Per Fredrik Strage (/sv/; born 22 December 1972 in Linköping, Sweden) is a Swedish journalist and author who writes about pop culture.

Strage's writing career began in the early 1990s at the Swedish fanzine New Life. He has written for several newspapers and magazines, including Dagens Nyheter, Pop, Bibel, Månadsjournalen, Nöjesguiden, Billboard, Café and Sonic.

In 2003 Strage contributed to Belinda Olsson's anthology De missanpassade.

In 2016 Strage started the podcast Hemma hos Strage in which he invites artists to his apartment in Stockholm to drink coffee and talk about their favourite songs.
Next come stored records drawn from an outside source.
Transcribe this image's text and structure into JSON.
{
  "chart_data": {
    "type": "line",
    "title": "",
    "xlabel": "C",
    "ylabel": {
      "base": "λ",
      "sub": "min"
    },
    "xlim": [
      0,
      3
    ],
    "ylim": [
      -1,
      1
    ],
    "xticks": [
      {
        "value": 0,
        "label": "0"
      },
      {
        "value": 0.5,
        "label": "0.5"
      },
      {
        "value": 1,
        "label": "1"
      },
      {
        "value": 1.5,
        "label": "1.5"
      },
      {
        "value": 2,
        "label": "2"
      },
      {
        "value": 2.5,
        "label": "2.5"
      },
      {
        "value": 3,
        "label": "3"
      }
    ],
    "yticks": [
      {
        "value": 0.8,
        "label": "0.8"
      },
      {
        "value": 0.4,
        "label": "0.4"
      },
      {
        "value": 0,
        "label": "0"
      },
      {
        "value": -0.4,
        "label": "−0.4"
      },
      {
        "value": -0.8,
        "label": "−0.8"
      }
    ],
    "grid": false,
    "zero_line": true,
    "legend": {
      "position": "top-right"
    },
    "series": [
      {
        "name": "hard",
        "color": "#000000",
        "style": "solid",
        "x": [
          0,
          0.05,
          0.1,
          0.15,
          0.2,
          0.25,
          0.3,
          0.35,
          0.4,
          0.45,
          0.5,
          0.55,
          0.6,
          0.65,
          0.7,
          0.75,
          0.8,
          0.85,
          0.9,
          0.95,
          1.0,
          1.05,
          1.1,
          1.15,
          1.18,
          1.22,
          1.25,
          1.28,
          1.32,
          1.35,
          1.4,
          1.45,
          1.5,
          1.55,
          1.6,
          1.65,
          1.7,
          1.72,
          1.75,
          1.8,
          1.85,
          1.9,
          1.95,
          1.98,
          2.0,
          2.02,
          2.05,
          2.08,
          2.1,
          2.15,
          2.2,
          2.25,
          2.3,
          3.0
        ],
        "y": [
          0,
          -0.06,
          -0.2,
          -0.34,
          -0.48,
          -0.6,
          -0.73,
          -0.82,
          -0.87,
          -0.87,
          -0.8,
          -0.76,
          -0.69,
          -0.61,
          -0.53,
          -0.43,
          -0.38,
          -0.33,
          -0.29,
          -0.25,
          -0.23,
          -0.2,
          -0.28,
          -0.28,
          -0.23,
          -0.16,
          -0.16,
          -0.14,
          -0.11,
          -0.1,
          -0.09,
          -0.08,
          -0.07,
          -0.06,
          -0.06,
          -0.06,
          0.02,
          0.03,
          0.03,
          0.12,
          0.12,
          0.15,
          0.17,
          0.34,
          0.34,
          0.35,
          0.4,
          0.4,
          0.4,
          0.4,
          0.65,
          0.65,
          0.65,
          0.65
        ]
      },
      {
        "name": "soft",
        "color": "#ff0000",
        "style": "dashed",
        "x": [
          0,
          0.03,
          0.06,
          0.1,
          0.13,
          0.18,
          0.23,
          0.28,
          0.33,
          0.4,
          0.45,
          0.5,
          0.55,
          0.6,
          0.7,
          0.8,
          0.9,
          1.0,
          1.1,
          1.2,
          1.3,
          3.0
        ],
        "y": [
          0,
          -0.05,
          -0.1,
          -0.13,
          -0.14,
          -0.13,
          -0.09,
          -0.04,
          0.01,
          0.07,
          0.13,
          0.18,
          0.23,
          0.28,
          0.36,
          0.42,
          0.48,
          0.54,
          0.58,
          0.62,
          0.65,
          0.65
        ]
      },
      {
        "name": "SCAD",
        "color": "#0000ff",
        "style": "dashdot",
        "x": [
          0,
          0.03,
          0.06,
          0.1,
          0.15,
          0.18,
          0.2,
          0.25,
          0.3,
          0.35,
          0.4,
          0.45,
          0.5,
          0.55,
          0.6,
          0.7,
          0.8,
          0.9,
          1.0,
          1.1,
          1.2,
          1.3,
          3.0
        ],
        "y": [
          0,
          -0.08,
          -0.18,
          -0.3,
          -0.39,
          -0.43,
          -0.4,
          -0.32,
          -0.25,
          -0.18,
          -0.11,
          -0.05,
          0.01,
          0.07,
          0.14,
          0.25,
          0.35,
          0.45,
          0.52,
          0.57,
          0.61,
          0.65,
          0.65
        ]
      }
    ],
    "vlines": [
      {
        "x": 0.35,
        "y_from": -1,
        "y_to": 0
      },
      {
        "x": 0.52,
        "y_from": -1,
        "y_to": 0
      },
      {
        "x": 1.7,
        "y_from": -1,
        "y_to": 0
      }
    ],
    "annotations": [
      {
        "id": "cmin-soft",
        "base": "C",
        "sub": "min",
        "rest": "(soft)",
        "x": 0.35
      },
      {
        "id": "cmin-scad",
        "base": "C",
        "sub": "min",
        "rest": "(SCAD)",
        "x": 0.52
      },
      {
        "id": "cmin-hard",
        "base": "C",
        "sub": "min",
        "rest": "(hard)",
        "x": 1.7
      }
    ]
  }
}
Previous guests include First Aid Kit, Susanne Sundfør, Howlin' Pelle from The Hives, Lydia Lunch, Corey Taylor from Slipknot, Douglas McCarthy from Nitzer Ebb, Michael Stipe from REM, Brett Anderson from Suede, Bobby Gillespie from Primal Scream, Nergal from Behemoth, Perturbator and Father John Misty.

==Personal life==
He is married to Linda Leopold and they have a daughter and a son.

==Books==
- 2001: Mikrofonkåt, about Swedish hip hop.
- 2005: Fans, a study of idol worship.
- 2009: Strage text, an anthology of his articles on pop music and pop culture.
- 2018: 242, a collection of columns from the daily newspaper Dagens Nyheter.

==Awards==
- 2001: Nöjesguidens pris for the year's best read, for Mikrofonkåt.
- 2005: Nöjesguidens pris for the year's best read, shared with John Ajvide Lindqvist and Klas Östergren.
- 2008: Stora Journalistpriset as Innovator of the Year (Årets Förnyare), for his list of great moments in rock on YouTube.